Megatron-LM
Megatron-LM copied to clipboard
[QUESTION] Is FP32 supported in MultiNode Training
We plan to finetune a model in MegatronLM, the model (11B) is sharded with tp=4, pp=16. We want to finetune the model in fp32 rather than fp16 or bf16. The error is as follows:
TypeError: Can't instantiate abstract class FP32Optimizer with abstract methods sharded_state_dict
return FP32Optimizer(optimizer, config, init_state_fn,)return FP32Optimizer(optimizer, config, init_state_fn,)

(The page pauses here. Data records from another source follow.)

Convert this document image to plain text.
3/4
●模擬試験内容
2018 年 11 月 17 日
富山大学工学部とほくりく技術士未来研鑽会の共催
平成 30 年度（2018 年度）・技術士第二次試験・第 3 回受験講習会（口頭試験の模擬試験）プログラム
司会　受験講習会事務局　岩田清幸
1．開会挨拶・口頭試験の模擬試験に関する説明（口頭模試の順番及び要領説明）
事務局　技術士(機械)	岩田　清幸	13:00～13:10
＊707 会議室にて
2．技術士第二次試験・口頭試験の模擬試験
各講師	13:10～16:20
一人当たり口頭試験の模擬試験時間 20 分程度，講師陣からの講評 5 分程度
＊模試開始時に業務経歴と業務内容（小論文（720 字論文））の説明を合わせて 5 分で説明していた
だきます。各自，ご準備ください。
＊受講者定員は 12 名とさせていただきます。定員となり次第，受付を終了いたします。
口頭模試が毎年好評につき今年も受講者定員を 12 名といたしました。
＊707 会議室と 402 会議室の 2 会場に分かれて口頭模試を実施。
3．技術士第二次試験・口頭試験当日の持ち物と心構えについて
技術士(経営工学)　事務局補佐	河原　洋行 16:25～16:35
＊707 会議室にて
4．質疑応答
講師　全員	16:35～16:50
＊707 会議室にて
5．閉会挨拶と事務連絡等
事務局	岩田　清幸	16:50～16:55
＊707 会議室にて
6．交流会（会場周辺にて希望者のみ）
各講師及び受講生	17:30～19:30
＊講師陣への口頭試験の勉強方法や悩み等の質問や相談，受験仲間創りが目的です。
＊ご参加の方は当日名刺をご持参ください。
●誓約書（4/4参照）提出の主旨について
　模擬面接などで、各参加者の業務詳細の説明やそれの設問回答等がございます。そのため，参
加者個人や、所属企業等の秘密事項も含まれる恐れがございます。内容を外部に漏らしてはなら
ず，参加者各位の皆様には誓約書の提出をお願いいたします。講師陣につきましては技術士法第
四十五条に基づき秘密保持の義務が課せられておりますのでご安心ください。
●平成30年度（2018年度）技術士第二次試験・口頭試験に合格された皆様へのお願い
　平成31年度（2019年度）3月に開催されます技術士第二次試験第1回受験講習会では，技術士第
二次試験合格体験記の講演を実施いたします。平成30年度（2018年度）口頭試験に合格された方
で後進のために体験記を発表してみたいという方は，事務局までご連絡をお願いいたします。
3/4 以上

File "/work/home/sx_mitee/Megatron-LM/megatron/core/optimizer/__init__.py", line 252, in _get_megatron_optimizer_based_on_param_groups
TypeError: Can't instantiate abstract class FP32Optimizer with abstract methods sharded_state_dict
return FP32Optimizer(optimizer, config, init_state_fn,)
return FP32Optimizer(optimizer, config, init_state_fn,)
_get_megatron_optimizer_based_on_param_groups(
Stay tuned, we have a bugfix in the works.
I try to use the flag --use-distributed-optimzier, and it does not report the error. So is --use-distributed-optimzier a must for multinode training in fp32?
Should work now: https://github.com/NVIDIA/Megatron-LM/commit/020b51796e1302bc91a30154b665a4d0afc59dd6.
Going to close this, please re-open if you are still seeing issues.